Der Slow-Food-Bericht Plant the future in 6 Punkten
-
Agrarökologie - Für die meisten Slow Food Gemeinschaften ist Agrarökologie der Schlüssel, um für alle Menschen den Zugang zu einer nährstoffreichen und ressourcenschonenden Ernährung sicherzustellen, die Biodiversität und die natürlichen Ressourcen zu erhalten, die Klimakrise zu bewältigen und die zentrale Rolle der Landwirtschaft und der Landwirt*innen im Ernährungssystem wiederherzustellen, unter gleichzeitiger Wahrung der sozialen Gerechtigkeit und der Menschenrechte. Darüber hinaus ist eine agrarökologische Ausbildung auf allen Ebenen notwendig.
-
Übermäßiger Konsum - Fleisch und tierische Produkte werden weltweit unterschiedlich konsumiert: In großen Teilen des globalen Nordens ist der Konsum von Industrieprodukten tierischen Ursprungs übermäßig hoch, während das Recht auf Nahrung für Millionen von Menschen nicht gewährleistet ist.
-
Ressourcenraub - Menschen im globalen Süden und indigene Völker leiden unter dem Land- und Ressourcenraub, der dem globalen industriellen Ernährungssystem zu Grunde liegt. Unser aktuelles System basiert weitgehend auf industriellen Produkten tierischen Ursprungs, für die Futtermittel importiert werden müssen.
-
Lokale Bedürfnisse - Es gibt kein Patentrezept, das man in jedem Land anwenden kann: Abhängig von den dringendsten Problemen im jeweiligen lokalen Kontext müssen unterschiedliche Ansätze entwickelt werden. Um die Probleme der Klimakrise, der Massentierhaltung und der industriellen Fischerei richtig anzugehen, sind Lebensmittelproduzent*innen, Köch*innen, Jugendliche und Entscheidungsträger*innen, beginnend auf lokaler Ebene, die wichtigsten Zielgruppen.
-
Falsche Lösungen: Wenn es um die industrielle Tierhaltung geht, spricht sich das Netzwerk von Slow Food klar gegen vermeintliche „Lösungsansätze“ aus, die auf den gleichen industriellen Modellen basieren, die für die Schieflache unseres aktuellen Lebensmittelsystems verantwortlich sind: im Labor gezüchtetes Fleisch, stark verarbeitete Lebensmittel (auch auf pflanzlicher Basis) und die industrielle Produktion von Insekten für die menschliche Ernährung.
-
Gemeinsames Vorgehen: Ein derart komplexer Kampf muss eine kollektive Anstrengung sein, die gleichgesinnte Organisationen, Forschungszentren, Politiker, Universitäten und lokale Behörden zusammenbringt.

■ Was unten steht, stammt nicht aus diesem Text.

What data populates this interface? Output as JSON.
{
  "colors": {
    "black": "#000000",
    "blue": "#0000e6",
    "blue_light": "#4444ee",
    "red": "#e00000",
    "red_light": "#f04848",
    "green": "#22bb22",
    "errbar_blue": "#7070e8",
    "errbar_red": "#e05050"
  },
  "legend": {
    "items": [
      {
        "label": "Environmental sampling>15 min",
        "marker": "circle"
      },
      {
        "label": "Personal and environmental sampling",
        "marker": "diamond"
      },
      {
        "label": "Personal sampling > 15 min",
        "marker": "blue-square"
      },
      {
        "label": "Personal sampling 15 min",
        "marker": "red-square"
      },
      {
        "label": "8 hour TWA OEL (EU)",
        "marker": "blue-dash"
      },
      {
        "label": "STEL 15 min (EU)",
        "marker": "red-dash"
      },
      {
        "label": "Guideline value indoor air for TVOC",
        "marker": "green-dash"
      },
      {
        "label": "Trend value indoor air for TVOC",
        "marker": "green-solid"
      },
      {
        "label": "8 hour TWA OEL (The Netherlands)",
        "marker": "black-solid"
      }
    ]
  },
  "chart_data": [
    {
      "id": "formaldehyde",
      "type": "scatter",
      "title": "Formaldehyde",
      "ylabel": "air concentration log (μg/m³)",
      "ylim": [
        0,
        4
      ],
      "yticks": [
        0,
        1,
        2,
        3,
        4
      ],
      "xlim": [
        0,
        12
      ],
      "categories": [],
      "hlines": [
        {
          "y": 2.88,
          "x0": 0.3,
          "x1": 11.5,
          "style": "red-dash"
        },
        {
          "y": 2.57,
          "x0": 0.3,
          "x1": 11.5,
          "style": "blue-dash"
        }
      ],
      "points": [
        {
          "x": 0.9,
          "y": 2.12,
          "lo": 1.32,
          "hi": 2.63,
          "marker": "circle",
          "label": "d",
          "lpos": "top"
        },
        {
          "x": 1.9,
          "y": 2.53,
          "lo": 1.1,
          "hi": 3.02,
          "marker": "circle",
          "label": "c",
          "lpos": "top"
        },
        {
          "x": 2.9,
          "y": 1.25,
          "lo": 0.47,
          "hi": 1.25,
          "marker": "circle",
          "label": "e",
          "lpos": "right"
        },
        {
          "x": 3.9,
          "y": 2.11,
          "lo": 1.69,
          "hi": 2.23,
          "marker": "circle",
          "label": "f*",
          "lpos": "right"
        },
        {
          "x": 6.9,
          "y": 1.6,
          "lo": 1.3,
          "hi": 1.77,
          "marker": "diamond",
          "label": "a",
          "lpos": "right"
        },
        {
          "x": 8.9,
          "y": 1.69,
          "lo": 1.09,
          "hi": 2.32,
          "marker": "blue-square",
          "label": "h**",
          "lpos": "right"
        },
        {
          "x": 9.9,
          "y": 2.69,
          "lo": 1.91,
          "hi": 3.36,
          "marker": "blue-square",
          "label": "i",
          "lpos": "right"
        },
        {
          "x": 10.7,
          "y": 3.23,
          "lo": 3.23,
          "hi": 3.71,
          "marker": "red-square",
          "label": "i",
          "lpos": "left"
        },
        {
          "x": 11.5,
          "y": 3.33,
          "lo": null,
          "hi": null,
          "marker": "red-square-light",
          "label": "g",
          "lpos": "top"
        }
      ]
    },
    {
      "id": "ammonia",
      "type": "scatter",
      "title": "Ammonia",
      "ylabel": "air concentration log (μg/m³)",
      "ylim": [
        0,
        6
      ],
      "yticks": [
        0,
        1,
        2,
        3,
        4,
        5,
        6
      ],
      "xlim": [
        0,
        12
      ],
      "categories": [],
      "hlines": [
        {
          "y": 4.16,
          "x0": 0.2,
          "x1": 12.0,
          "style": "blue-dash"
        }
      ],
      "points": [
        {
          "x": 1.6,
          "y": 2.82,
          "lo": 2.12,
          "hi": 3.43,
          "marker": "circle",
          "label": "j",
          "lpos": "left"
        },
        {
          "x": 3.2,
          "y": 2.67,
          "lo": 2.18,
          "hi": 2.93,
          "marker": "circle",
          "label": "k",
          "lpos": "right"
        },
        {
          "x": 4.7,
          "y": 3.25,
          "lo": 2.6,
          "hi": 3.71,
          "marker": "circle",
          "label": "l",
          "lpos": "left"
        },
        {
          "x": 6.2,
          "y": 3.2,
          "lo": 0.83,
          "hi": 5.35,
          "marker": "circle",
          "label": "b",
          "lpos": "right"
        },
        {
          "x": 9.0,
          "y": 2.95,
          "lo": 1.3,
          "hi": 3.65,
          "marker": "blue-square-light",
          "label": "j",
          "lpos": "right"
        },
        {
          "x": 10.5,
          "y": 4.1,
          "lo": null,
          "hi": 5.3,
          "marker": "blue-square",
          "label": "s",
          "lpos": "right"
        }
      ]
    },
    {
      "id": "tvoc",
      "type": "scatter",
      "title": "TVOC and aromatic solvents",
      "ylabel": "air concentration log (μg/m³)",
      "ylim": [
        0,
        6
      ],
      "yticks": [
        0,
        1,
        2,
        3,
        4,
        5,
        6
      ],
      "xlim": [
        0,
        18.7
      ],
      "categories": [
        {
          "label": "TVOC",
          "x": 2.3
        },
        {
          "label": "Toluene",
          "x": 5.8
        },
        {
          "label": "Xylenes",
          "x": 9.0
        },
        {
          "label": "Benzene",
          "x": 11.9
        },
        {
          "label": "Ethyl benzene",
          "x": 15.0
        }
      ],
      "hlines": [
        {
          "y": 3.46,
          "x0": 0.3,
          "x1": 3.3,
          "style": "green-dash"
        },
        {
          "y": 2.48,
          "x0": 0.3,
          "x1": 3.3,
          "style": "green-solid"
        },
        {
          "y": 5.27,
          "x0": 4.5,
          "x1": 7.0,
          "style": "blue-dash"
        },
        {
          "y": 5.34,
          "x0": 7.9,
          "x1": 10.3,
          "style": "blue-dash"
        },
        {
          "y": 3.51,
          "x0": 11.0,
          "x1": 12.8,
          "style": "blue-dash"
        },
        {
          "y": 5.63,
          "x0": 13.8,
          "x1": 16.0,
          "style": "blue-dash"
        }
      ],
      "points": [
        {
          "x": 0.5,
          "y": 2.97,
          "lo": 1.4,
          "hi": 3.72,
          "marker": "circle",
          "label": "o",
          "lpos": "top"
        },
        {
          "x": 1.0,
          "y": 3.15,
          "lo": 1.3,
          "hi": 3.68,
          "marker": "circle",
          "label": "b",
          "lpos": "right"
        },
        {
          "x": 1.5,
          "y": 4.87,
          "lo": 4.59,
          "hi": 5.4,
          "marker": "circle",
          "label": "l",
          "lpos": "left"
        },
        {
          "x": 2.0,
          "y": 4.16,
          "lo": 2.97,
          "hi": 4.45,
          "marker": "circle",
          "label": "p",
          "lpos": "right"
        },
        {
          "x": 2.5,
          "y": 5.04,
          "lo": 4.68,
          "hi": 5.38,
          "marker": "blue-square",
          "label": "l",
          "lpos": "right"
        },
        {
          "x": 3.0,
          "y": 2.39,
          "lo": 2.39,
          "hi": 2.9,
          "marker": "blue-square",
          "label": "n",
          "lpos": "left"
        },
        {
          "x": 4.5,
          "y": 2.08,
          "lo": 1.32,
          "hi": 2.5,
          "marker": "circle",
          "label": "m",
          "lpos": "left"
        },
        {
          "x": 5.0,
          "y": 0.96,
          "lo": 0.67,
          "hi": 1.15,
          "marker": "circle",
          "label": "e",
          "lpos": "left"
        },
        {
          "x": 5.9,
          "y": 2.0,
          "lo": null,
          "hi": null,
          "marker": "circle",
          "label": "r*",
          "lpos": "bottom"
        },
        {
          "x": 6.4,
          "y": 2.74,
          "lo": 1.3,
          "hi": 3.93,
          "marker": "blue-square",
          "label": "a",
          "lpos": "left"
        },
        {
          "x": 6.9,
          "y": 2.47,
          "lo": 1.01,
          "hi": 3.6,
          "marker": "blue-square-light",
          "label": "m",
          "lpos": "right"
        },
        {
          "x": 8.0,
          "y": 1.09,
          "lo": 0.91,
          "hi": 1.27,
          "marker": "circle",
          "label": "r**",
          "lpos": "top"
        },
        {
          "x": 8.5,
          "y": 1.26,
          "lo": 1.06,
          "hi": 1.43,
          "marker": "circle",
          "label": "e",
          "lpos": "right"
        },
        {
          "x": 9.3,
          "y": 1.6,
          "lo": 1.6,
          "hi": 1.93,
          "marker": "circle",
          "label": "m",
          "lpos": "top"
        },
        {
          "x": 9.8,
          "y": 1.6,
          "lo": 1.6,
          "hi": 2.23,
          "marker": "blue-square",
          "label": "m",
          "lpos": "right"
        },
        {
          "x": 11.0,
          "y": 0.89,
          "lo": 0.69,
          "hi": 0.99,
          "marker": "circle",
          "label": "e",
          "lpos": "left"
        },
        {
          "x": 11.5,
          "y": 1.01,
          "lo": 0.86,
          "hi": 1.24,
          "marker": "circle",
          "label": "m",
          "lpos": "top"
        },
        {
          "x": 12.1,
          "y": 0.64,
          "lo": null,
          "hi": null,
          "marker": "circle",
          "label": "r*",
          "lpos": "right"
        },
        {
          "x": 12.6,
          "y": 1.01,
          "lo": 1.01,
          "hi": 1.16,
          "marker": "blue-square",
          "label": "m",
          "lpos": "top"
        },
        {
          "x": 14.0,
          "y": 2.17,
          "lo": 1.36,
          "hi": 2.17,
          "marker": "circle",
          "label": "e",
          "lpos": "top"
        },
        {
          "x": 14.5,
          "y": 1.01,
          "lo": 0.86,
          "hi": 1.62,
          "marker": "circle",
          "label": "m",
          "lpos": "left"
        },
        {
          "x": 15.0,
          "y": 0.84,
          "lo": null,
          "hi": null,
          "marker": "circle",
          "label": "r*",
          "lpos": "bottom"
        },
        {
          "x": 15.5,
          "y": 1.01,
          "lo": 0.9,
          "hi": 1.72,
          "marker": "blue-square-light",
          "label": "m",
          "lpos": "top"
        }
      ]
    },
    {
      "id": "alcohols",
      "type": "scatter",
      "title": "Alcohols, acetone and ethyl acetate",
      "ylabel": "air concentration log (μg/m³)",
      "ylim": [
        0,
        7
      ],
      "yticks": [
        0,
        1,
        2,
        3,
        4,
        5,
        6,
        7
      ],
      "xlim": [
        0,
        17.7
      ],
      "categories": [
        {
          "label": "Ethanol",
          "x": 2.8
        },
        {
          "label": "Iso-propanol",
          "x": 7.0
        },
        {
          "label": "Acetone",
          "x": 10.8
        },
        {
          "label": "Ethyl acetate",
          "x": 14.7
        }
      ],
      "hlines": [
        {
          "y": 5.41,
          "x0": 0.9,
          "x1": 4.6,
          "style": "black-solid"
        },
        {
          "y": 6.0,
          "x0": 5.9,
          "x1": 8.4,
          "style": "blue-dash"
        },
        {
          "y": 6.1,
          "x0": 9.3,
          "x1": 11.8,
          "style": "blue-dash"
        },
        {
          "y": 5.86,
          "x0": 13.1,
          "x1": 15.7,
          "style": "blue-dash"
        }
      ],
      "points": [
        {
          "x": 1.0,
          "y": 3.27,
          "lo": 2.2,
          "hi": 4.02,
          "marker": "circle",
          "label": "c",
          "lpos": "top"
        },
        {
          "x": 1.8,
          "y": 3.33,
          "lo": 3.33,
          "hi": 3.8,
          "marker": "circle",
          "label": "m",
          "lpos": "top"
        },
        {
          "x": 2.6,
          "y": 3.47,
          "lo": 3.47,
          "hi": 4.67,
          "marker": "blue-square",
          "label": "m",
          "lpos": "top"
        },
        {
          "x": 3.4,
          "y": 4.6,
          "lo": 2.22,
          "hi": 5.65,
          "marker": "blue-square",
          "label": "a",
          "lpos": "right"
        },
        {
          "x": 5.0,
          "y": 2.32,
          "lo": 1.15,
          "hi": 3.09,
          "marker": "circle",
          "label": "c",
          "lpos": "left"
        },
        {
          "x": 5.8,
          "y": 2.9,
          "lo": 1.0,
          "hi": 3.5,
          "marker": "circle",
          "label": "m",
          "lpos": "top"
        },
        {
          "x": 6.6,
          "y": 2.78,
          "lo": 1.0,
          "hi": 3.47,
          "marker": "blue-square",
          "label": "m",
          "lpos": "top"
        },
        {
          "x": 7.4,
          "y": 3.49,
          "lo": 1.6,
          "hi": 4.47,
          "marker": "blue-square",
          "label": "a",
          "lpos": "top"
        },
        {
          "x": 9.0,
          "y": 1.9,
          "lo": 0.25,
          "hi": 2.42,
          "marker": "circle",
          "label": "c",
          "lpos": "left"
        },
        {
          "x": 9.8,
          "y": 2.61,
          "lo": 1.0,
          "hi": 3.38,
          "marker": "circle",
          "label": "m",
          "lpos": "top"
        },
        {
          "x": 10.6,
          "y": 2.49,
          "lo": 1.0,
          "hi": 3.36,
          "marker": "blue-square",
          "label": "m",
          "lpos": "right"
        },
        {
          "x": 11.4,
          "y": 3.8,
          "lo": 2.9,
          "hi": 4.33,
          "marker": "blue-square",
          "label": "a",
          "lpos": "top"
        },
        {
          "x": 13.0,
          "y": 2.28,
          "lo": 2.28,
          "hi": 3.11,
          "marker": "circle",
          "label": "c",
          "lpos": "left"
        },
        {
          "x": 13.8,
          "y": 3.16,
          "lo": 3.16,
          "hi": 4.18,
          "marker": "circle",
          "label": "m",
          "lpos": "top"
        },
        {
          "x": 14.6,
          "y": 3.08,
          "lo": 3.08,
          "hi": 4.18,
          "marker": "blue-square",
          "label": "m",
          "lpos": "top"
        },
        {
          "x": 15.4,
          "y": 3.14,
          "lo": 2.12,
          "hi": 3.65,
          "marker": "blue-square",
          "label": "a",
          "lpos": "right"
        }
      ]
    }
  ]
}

Ermöglicht wurde dieser Partizipationsprozess durch die Zusammenarbeit mit Meatless Monday, einer weltweiten Bewegung, die Menschen dazu ermutigt, ihren Fleischkonsum im Interesse ihrer eigenen Gesundheit und der Gesundheit des Planeten zu reduzieren, sowie in Kooperation mit dem Johns Hopkins Center für eine lebenswerte Zukunft.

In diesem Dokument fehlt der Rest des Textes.